Projekt eksploracji ma swój ponadhoryzontaly cel; boskie wyzwania i szczegółowy trening, któremu jesteście poddawani nie jest jedynie po to, abyście mogli sobie zagwarantować niekończącą się błogość i wieczny spokój. Istnieje cel transcendentnej służby ukryty za horyzontem wieku obecnego wszechświata. Jeśli moim zamierzeniem wobec was byłoby zabranie was na odwieczną wycieczkę do nirwany, to wówczas nie skonstruowałbym całego tego wszechświata na podobieństwo ogromnej i złożonej szkoły treningowej -- korzystającej z substancjalnej gałęzi mojej kreacji w postaci nauczycieli i instruktorów – a następnie nie spędzałbym ery za erą na pilotowaniu was, każdego pojedynczo, poprzez tę kolosalną wszechświatową szkołę uczenia się poprzez doświadczanie. To, że wspieram system progresji ludzkości wynika z mojej woli osiągnięcia zdecydowanego celu, jakim jest połączenie gatunku ludzkiego z pozostałymi gatunkami ze wszystkich wszechświatów.

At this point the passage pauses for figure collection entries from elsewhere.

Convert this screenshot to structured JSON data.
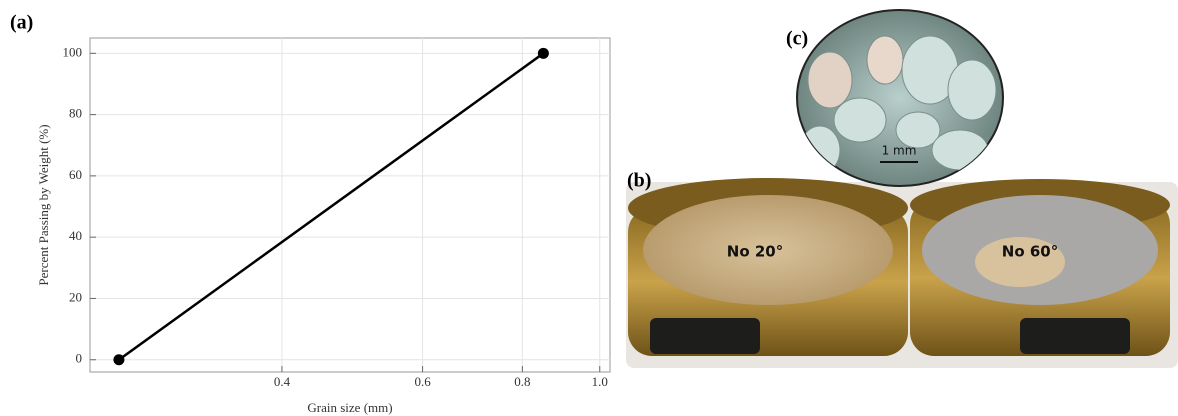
{
  "chart_data": {
    "type": "line",
    "x_label": "Grain size (mm)",
    "y_label": "Percent Passing by Weight (%)",
    "x": [
      0.25,
      0.85
    ],
    "series": [
      {
        "color": "#000000",
        "values": [
          0,
          100
        ]
      }
    ],
    "xscale": "log",
    "xlim": [
      0.23,
      1.03
    ],
    "xticks": [
      0.4,
      0.6,
      0.8,
      {
        "value": 1.0,
        "label": "1.0"
      }
    ],
    "ylim": [
      -4,
      105
    ],
    "yticks": [
      0,
      20,
      40,
      60,
      80,
      100
    ],
    "grid": true
  },
  "panels": {
    "a": "(a)",
    "b": "(b)",
    "c": "(c)"
  },
  "photo_labels": {
    "left_sieve": "No 20°",
    "right_sieve": "No 60°",
    "scale_bar": "1 mm"
  }
}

Jako, że siedmiokrotność leży w mojej naturze, istnieje siedem wszechświatów, które ujęte razem składają się na moje ciało. W obrębie każdego z nich umieszczany jest gatunek o specyficznym szablonie DNA, po czym rozpoczyna on eksplorację swojego wszechświata materialnego otrzymując na to wsparcie od Inteligencji Źródła. Każdy z tych gatunków, wywodząc się z Rasy Centralnej, wysyłany jest w obręb wszechświata stworzonego pod kątem dawania możliwości wyłonienia się potencjału oraz wizji zarodkowej danego gatunku. Wasz gatunek, w odległej przyszłości, ulegnie konwergencji z sześcioma pozostałymi gatunkami, co ponownie scali moje ciało w żyjące rozszerzenie wszelkiego znanego stworzenia. Chociaż może się to wydawać tak odległe, że aż nie mające związku z waszymi czasami, to zrozumienie skali stojącego przed wami celu jest rzeczą niezwykle istotną. Wspomniane siedem gatunków możecie postrzegać jako kończyny mojego ciała, które gdy połączone umożliwiają mnie/nam pełną funkcjonalność w ramach Wielkiego Wszechświata. Połączenie ich jest moim celem, a więc również i waszym własnym.
Wasza wolna wola nie wywodzi się bezpośrednio od was, lecz jest ona połączona z moją/naszą wolną wolą. Z najgłębszego punktu mojego istnienia wypływa wola do poszerzania, eksploracji, jednoczenia, syntezowania, i w ten sposób, do odsłaniania jeszcze innej warstwy mojego/naszego celu. Co jest tym celem, zapytasz? Nie da się go wyrazić w języku, który teraz potrafisz zrozumieć, tym niemniej powiązany jest on z konceptami odkrywania wszechświata i samo-rozwojem. Rozbudową i syntezą doświadczenia kosmicznego.
Ascendentne istoty czasu doświadczają konwergencji ku mojej centralnej siedzibie. Wszystkie one ściągane są ku mnie wskutek mojej/naszej woli do wyrażania się poprzez cały wielki wszechświat, po to aby wygenerować inny wielki wszechświat, oraz poszerzać zakres mojej/naszej osobowości. Stanowi to ukryty cel mojej/naszej woli: tworzyć nowe światy doświadczania, które stymulują nasz kontynuowany rozwój.
Bez was nie mogę się rozwijać. Beze mnie, wy nie możecie istnieć. Relacja ta jest naszym wiecznym spoidłem. Było i jest moim pragnieniem rozwijać się, co zapewnia wam istnienie. My, ujęci razem, jesteśmy połączonym naczyniem kreacji i eksploracji. Jesteśmy zuchwalstwem nie nakreślonej na mapach podróży oraz pomysłową energią wytwarzającą nowe rzeczywistości. Jesteśmy obrazem wznoszącej się, nieskończonej, poszerzającej się spirali, która tworzona jest segment po segmencie przez samą siebie. Jesteśmy nierozłączni -- jedno jest oknem dla drugiego.
Moje błogosławieństwo dla was, którzy znajdujecie te słowa i słuchacie je w klarowności własnej osobowości.
Fragment z Komory 23
Jeden z przekazów przypisanych do Pierwszego Źródła, będący jednocześnie częścią pracy znanej jako Materiały WingMakers.